Monte Carlo Simulator
The code can be viewed on my GitHub page. Below is from the ReadMe file.
Overview:
This is a simple Python code I developed that can run a Monte Carlo simulation. According to Investopedia, a Monte Carlo simulation is a simulation that is "used to model the probability of different outcomes in a process that cannot easily be predicted due to the intervention of random variables." For this code, it is simulating the entirety of the Major League Baseball postseason in which 10 teams compete to win the World Series and be crowned the best team in baseball for that particular year. The program begins by asking the user to input all of the teams that will be competing along with their win percentage in order (top 5 spots go to the league in which the winningest team that year belongs to with the top 3 spots going to the division winners followed by 2 non-division winning wild card teams. Next 5 goes to the other league following the same order). Once all teams are entered the program will then ask the user for the number of simulations the user wishes to run. The program will then start stepping through each part of the postseason keeping track of the winners of each round and the number of games required to win the particular round (the wild card round has 1 game, the division series round has a maximum of 5 games, and the league championship and World Series rounds each have a maximum of 7 games). This process loops for the desired number of times at which point the systems outputs a report stating how many times the teams won each round which is then broken down to the frequency of how many games were played to win that round.
Simulation:
To determine a winner for each game the program utilizes the random package in Python which has a random function that generates a random number between 0 and 1. The program calculates the win probability(+) for a team against their opponent using Bill James' log5 function (for more info see: en.wikipedia.org/wiki/Log5) which is compared to the randomly generated number. Assuming the number is less than the win probability of the lower seeded team, then that team gets a win otherwise the higher seeded team gets the win. Each round has its own module (except for the World Series which shares the module of the league championship game) that keeps track of the number of wins and outputs the seed and number of games when the determined number of wins is met (1 for the wild card, 3 for the division series, and 4 for the league championship and world series).
Notes:
This program was designed primarily as means of practicing Python and as a learning opportunity for simulations in general. A lot of the math and ideas behind this program have been used in plenty of sports statistics and sports gambling sites. However, their models tend to be more advanced accounting for the contributions of players and venues and probably plenty of other variables. As such, the results should be taken with a grain of salt and should not be used for life changing bets.

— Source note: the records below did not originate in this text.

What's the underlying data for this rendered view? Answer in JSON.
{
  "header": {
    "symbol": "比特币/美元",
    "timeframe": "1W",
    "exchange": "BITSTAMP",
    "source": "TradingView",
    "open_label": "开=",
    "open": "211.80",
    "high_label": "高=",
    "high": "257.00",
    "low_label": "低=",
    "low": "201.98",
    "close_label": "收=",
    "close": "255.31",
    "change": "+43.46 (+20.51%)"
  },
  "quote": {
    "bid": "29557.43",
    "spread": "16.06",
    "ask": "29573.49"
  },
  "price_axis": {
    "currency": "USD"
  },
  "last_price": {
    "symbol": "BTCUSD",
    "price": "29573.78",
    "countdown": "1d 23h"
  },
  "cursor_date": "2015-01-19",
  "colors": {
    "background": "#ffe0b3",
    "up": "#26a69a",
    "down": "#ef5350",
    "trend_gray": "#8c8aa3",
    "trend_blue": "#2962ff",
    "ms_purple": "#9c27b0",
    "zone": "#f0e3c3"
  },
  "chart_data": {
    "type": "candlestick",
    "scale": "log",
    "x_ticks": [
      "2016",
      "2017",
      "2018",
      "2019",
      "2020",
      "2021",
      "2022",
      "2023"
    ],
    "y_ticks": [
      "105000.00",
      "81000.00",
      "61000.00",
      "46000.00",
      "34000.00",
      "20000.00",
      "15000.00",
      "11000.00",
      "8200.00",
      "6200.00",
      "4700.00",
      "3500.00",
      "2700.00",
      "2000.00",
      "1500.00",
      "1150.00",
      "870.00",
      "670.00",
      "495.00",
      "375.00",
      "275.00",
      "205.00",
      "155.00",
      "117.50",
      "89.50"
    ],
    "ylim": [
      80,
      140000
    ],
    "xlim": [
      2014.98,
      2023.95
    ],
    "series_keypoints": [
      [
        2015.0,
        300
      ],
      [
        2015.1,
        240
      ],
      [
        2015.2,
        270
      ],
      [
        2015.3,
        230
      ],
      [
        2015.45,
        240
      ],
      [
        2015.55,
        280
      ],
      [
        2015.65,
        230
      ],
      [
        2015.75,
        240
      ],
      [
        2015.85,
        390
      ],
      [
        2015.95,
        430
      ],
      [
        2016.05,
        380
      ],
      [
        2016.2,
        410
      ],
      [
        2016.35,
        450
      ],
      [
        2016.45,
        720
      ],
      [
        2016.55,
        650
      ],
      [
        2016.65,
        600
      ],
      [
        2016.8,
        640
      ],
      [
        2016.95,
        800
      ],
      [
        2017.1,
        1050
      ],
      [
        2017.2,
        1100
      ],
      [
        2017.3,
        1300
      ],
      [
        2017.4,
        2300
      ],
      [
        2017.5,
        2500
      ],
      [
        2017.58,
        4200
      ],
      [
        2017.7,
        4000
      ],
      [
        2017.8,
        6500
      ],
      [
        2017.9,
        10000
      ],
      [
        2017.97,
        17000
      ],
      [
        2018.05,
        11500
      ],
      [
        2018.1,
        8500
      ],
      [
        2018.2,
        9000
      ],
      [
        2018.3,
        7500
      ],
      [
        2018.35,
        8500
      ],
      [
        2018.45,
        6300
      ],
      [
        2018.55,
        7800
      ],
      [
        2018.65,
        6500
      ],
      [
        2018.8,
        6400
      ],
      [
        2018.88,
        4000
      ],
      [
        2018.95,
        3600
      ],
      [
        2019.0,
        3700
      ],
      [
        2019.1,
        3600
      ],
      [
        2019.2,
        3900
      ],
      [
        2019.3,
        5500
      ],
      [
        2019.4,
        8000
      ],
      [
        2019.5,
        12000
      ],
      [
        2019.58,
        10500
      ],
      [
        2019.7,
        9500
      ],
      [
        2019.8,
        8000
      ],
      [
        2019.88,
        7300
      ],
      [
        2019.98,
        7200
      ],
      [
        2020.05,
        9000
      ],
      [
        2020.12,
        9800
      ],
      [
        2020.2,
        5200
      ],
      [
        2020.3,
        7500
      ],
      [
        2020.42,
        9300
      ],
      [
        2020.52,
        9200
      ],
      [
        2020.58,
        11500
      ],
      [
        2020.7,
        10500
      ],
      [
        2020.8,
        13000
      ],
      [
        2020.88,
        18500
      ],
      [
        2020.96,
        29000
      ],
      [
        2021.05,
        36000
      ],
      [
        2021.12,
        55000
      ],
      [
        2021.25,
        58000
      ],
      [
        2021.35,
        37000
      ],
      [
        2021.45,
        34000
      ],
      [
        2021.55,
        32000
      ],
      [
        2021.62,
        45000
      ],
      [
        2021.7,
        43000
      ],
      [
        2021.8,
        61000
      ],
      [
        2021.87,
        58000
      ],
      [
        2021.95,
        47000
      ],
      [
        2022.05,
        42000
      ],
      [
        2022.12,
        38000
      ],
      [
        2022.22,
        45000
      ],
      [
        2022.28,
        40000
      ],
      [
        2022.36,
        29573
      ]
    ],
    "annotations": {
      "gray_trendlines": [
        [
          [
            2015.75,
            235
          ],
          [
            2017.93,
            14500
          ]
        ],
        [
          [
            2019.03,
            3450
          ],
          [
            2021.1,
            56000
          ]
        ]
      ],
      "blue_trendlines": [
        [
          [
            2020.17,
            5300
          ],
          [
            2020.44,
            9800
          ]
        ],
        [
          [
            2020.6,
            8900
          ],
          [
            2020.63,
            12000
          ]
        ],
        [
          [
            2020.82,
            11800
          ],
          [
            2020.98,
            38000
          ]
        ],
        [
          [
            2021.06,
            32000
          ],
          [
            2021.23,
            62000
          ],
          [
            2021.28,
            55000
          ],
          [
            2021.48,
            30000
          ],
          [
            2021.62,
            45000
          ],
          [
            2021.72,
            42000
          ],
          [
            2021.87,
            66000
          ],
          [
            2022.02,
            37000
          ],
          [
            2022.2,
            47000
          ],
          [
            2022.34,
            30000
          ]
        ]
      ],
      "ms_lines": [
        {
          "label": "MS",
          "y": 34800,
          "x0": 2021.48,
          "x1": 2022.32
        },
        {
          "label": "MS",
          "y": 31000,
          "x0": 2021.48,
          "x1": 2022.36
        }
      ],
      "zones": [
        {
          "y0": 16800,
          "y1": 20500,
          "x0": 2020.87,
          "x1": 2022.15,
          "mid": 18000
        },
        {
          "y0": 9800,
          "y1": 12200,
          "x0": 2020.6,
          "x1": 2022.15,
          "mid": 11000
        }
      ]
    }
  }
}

(+) For the win probabilities I came up with a rough home field advantage bonus that in theory should boost the home team's win probability. The bonus was calculated by first determining each teams all time win percentage at their current home stadium (found using retrosheet.org). These win percentages were then normalized to each other by dividing the win percentage of any team divided by the sum of all the win percentages (disclaimer: there may be a better way to calculate this bonus that doesn't involve summing percentages but for the sake of simplicity I opted to use this method). This bonus is then added to the win percentage of the home team and subtracted from the visiting team prior to the calculation of the win probability. Future updates might change the visiting team penalty to be a better reflection of that team's ability to win on the road.